After adding it to my reading backlog nearly two years ago, I’ve finally finished my first full read-through of “Java Concurrency in Practice”.
The content is great and I’d highly recommend it if you want to dive deep into concurrency.
Background
My previous experiences learning about concurrency were mainly through:
- Jakob Jenkov’s Java Concurrency and Multithreading Youtube Playlist
- Michael Pogrebinsky’s Java Multithreading, Concurrency & Performance Optimization Udemy Course (which included some exercises)
- Baeldung articles for specific topics and trivia questions
- An attempt at implementing a thread pool
What I liked about this book
- Drills deep into the Java concurrency APIs and practical advice on how to use them. By the end you’ll likely become reasonably familiar with questions like “why prefer atomic variables over volatile variables?” or “why prefer concurrent collections over synchronized collections?”.

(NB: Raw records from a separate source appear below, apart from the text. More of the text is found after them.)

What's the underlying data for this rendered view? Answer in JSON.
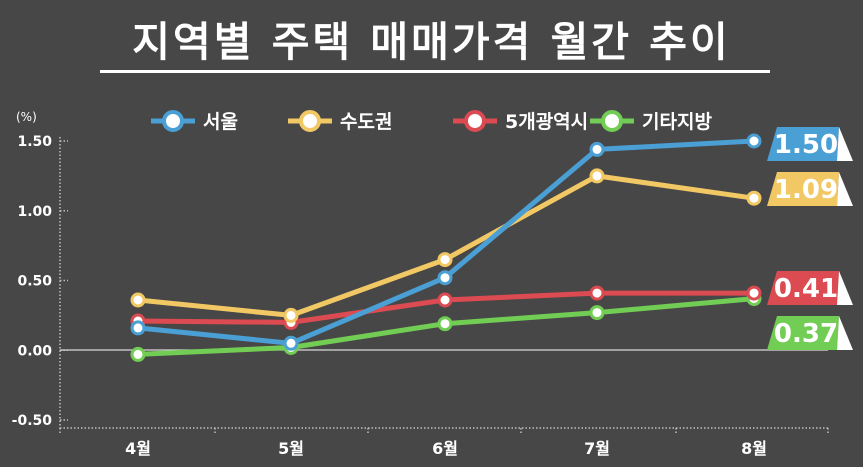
{
  "title": "지역별 주택 매매가격 월간 추이",
  "chart_data": {
    "type": "line",
    "title": "지역별 주택 매매가격 월간 추이",
    "ylabel": "(%)",
    "xlabel": "",
    "categories": [
      "4월",
      "5월",
      "6월",
      "7월",
      "8월"
    ],
    "ylim": [
      -0.5,
      1.5
    ],
    "yticks": [
      "-0.50",
      "0.00",
      "0.50",
      "1.00",
      "1.50"
    ],
    "grid": false,
    "legend_position": "top",
    "series": [
      {
        "name": "서울",
        "color": "#4a9fd4",
        "values": [
          0.16,
          0.05,
          0.52,
          1.44,
          1.5
        ],
        "end_label": "1.50"
      },
      {
        "name": "수도권",
        "color": "#f2c865",
        "values": [
          0.36,
          0.25,
          0.65,
          1.25,
          1.09
        ],
        "end_label": "1.09"
      },
      {
        "name": "5개광역시",
        "color": "#dc4b51",
        "values": [
          0.21,
          0.2,
          0.36,
          0.41,
          0.41
        ],
        "end_label": "0.41"
      },
      {
        "name": "기타지방",
        "color": "#72cd54",
        "values": [
          -0.03,
          0.02,
          0.19,
          0.27,
          0.37
        ],
        "end_label": "0.37"
      }
    ]
  }
}
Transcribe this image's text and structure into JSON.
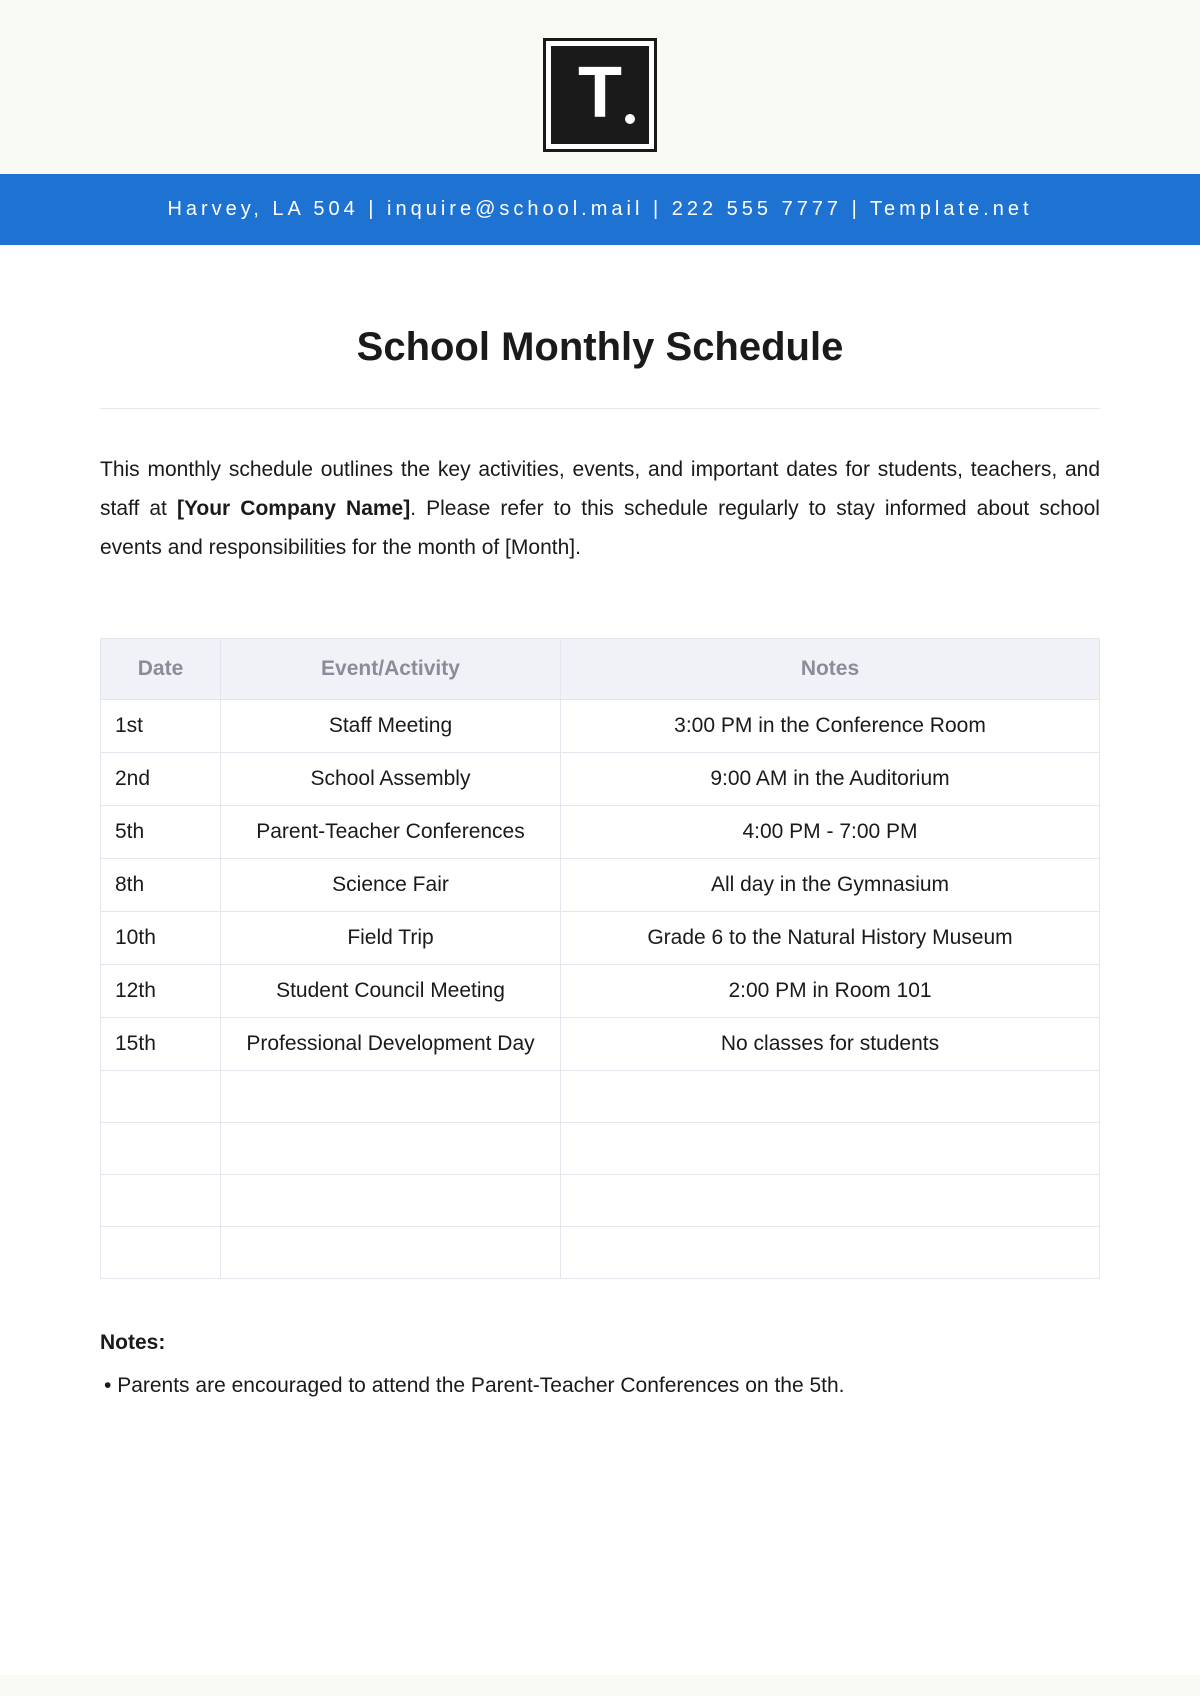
{
  "logo": {
    "letter": "T"
  },
  "header_bar": "Harvey, LA 504 | inquire@school.mail | 222 555 7777 | Template.net",
  "title": "School Monthly Schedule",
  "intro": {
    "part1": "This monthly schedule outlines the key activities, events, and important dates for students, teachers, and staff at ",
    "bold": "[Your Company Name]",
    "part2": ". Please refer to this schedule regularly to stay informed about school events and responsibilities for the month of [Month]."
  },
  "table": {
    "columns": [
      "Date",
      "Event/Activity",
      "Notes"
    ],
    "col_widths": [
      "120px",
      "340px",
      "auto"
    ],
    "header_bg": "#f1f2f8",
    "header_color": "#8a8d99",
    "border_color": "#e4e6ee",
    "font_size": 21,
    "rows": [
      [
        "1st",
        "Staff Meeting",
        "3:00 PM in the Conference Room"
      ],
      [
        "2nd",
        "School Assembly",
        "9:00 AM in the Auditorium"
      ],
      [
        "5th",
        "Parent-Teacher Conferences",
        "4:00 PM - 7:00 PM"
      ],
      [
        "8th",
        "Science Fair",
        "All day in the Gymnasium"
      ],
      [
        "10th",
        "Field Trip",
        "Grade 6 to the Natural History Museum"
      ],
      [
        "12th",
        "Student Council Meeting",
        "2:00 PM in Room 101"
      ],
      [
        "15th",
        "Professional Development Day",
        "No classes for students"
      ],
      [
        "",
        "",
        ""
      ],
      [
        "",
        "",
        ""
      ],
      [
        "",
        "",
        ""
      ],
      [
        "",
        "",
        ""
      ]
    ]
  },
  "notes": {
    "heading": "Notes:",
    "items": [
      "Parents are encouraged to attend the Parent-Teacher Conferences on the 5th."
    ]
  },
  "colors": {
    "page_bg": "#fafaf5",
    "content_bg": "#ffffff",
    "header_bar_bg": "#1e73d2",
    "header_bar_text": "#ffffff",
    "text": "#1a1a1a",
    "divider": "#e8e8e8"
  }
}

- Covers concurrency across all levels from class design all the way down to the JVM and hardware details (e.g. compilation, the Java memory model, how atomic variables exploit “compare-and-swap” (CAS) machine instructions to outperform the alternative approach of using locks)
- Digs into the impact on wider concerns like testing, scalability and performance
- Occassionally illustrates concepts through real-world examples like GUI applications or logging services
How I read it
This is a dense technical book. I made it a goal to read up to ~50 pages in each sitting (which I didn’t always hit) to make the ~350 pages feel more manageable.
If you’re looking for a quicker crash course, I’d still highly recommend Jakob Jenkov’s free Youtube playlist. He covers most of the fundamental topics at a higher level, plus more recent developments like virtual threads (which were finalized in Java 21).
I expect it’d be challenging to recall everything unless you’re using it day-to-day, so I created my own notes while reading to use as a future refresher and reference.